Cuevas-Ramos Daniel, Gómez-Sámano Miguel A, Velasco-Espinosa Oliver A, Flores-Guerrero Zazilnait, Porras-Topete Eduardo, Ulloa-Peregrina Jonathan de J, Reyes-Flores Jacqueline I, Gómez-Pérez Francisco J
Endocrinol Diabetes Metab Case Rep. 2025 Sep 11;2025(3). doi: 10.1530/EDM-25-0019. Print 2025 Jul 1.
A 39-year-old woman presented with a 5-year history of severe intermittent headaches, rhinitis, hemoptysis, unintentional weight loss of 40 kg over a year, and unilateral vision loss. Then, she noticed polyuria, amenorrhea, muscle weakness, and cold intolerance. Diagnosis of granulomatosis with polyangiitis (GPA) was confirmed with elevated c-ANCA levels and PR3-positive antibodies. Physical examination revealed hypotension, absence of pubic and axillary hair, and classical signs of hypothyroidism. The patient reported multiple previous hospitalizations due to episodes of hypernatremia, hypotension, and hypoglycemia. The biochemical evaluation showed early signs of chronic kidney disease and central adrenal, thyroid, and gonadotropin deficiencies. Pituitary MRI revealed a heterogeneous pituitary gland with peripheral enhancement, central necrosis, and extension to adjacent structures, as well as the absence of posterior pituitary bright spot on T1-weighted imaging. A diagnosis of GPA with pituitary involvement was established. Remission therapy with corticosteroids and rituximab was started. After disease control, pituitary hormonal deficiencies persisted, requiring long-term hormone replacement therapy.
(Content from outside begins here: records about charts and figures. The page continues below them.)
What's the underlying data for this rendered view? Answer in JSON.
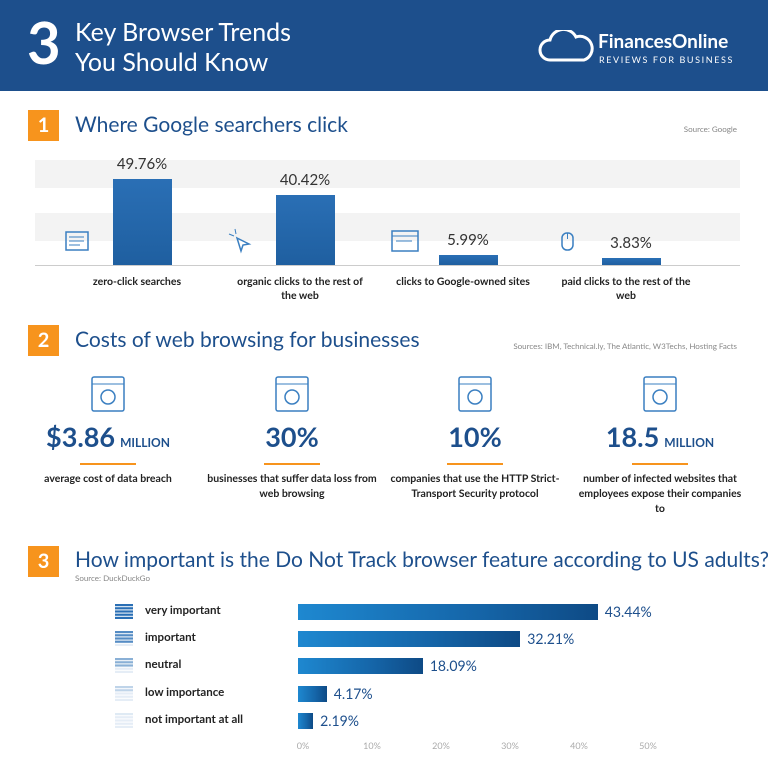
{
  "header": {
    "number": "3",
    "title_line1": "Key Browser Trends",
    "title_line2": "You Should Know",
    "brand": "FinancesOnline",
    "tagline": "REVIEWS FOR BUSINESS"
  },
  "section1": {
    "number": "1",
    "title": "Where Google searchers click",
    "source": "Source: Google",
    "chart_data": {
      "type": "bar",
      "categories": [
        "zero-click searches",
        "organic clicks to the rest of the web",
        "clicks to Google-owned sites",
        "paid clicks to the rest of the web"
      ],
      "values": [
        49.76,
        40.42,
        5.99,
        3.83
      ],
      "value_labels": [
        "49.76%",
        "40.42%",
        "5.99%",
        "3.83%"
      ],
      "color": "#1f5fa0"
    }
  },
  "section2": {
    "number": "2",
    "title": "Costs of web browsing for businesses",
    "source": "Sources: IBM, Technical.ly, The Atlantic, W3Techs, Hosting Facts",
    "stats": [
      {
        "value": "$3.86",
        "unit": "MILLION",
        "description": "average cost of data breach"
      },
      {
        "value": "30%",
        "description": "businesses that suffer data loss from web browsing"
      },
      {
        "value": "10%",
        "description": "companies that use the HTTP Strict-Transport Security protocol"
      },
      {
        "value": "18.5",
        "unit": "MILLION",
        "description": "number of infected websites that employees expose their companies to"
      }
    ]
  },
  "section3": {
    "number": "3",
    "title": "How important is the Do Not Track browser feature according to US adults?",
    "source": "Source: DuckDuckGo",
    "chart_data": {
      "type": "hbar",
      "categories": [
        "very important",
        "important",
        "neutral",
        "low importance",
        "not important at all"
      ],
      "values": [
        43.44,
        32.21,
        18.09,
        4.17,
        2.19
      ],
      "value_labels": [
        "43.44%",
        "32.21%",
        "18.09%",
        "4.17%",
        "2.19%"
      ],
      "color": "#1565a8",
      "xlim": [
        0,
        50
      ],
      "xticks": [
        {
          "value": 0,
          "label": "0%"
        },
        {
          "value": 10,
          "label": "10%"
        },
        {
          "value": 20,
          "label": "20%"
        },
        {
          "value": 30,
          "label": "30%"
        },
        {
          "value": 40,
          "label": "40%"
        },
        {
          "value": 50,
          "label": "50%"
        }
      ]
    }
  }
}
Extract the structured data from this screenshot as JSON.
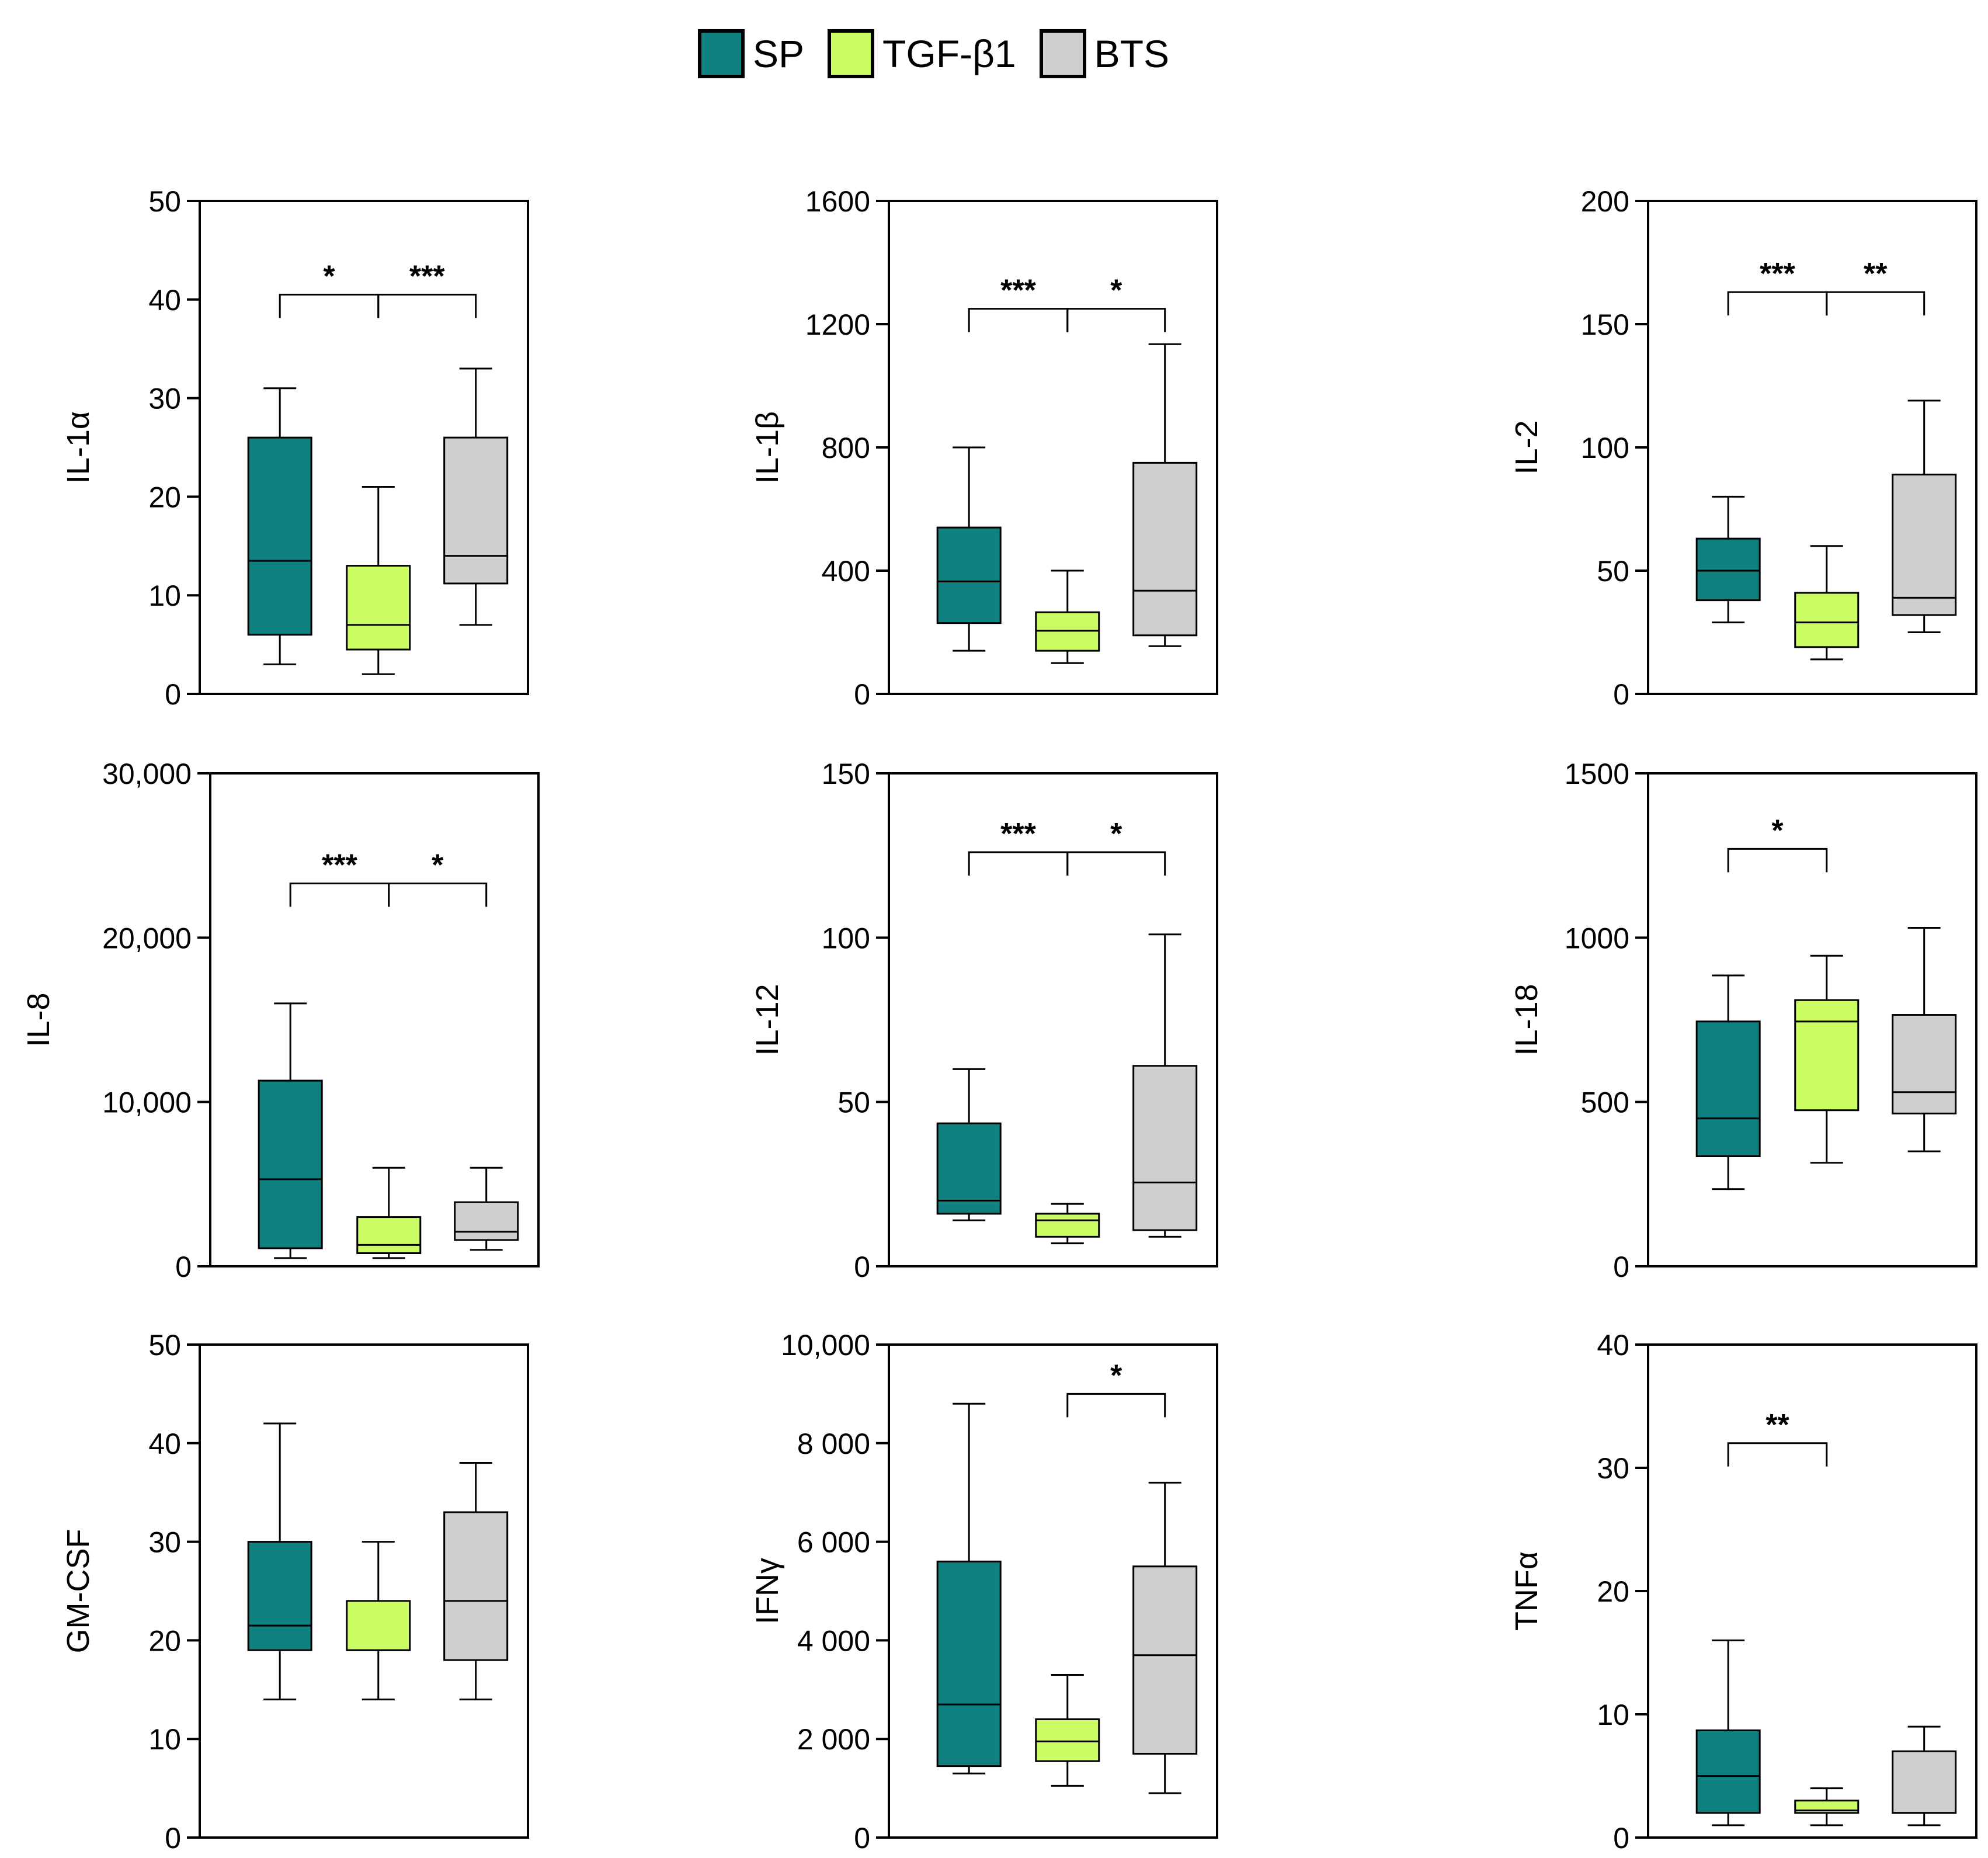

Pituitary involvement in cases with GPA is a rare manifestation frequently misdiagnosed. It is important to be aware of hypophysitis as a GPA activity complication that warrants a prompt diagnostic approach and treatment. The pathophysiology of hypophysitis may be mediated by a granulomatous lesion or due to vascular damage. Pituitary dysfunction in GPA may occur at any moment, as an initial manifestation or as a concomitant syndrome together with other organ compromise. Deficiency of arginine vasopressin and central hypogonadism are the most frequent pituitary hormonal alterations. Pituitary dysfunction usually persists despite remission of systemic activity, requiring long-term hormone replacement therapy and surveillance.
一名39岁女性,有5年严重间歇性头痛、鼻炎、咯血病史,一年来体重意外减轻40公斤,且有单侧视力丧失。随后,她出现多尿、闭经、肌肉无力和不耐寒。c-ANCA水平升高及PR3阳性抗体确诊为肉芽肿性多血管炎(GPA)。体格检查发现低血压、阴毛和腋毛缺失以及甲状腺功能减退的典型体征。患者报告此前因高钠血症、低血压和低血糖发作多次住院。生化评估显示有慢性肾病以及中枢性肾上腺、甲状腺和促性腺激素缺乏的早期迹象。垂体MRI显示垂体不均匀,周边强化,中央坏死并延伸至相邻结构,且在T1加权成像上垂体后叶亮点缺失。确诊为GPA累及垂体。开始使用皮质类固醇和利妥昔单抗进行缓解治疗。疾病得到控制后,垂体激素缺乏仍然存在,需要长期激素替代治疗。
GPA病例中垂体受累是一种罕见表现,常被误诊。重要的是要认识到垂体炎是GPA活动的一种并发症,需要及时诊断和治疗。垂体炎的病理生理学可能由肉芽肿性病变介导或由于血管损伤。GPA中的垂体功能障碍可能在任何时候出现,作为初始表现或与其他器官损害同时出现的综合征。精氨酸加压素缺乏和中枢性性腺功能减退是最常见的垂体激素改变。尽管全身活动缓解,但垂体功能障碍通常仍然存在,需要长期激素替代治疗和监测。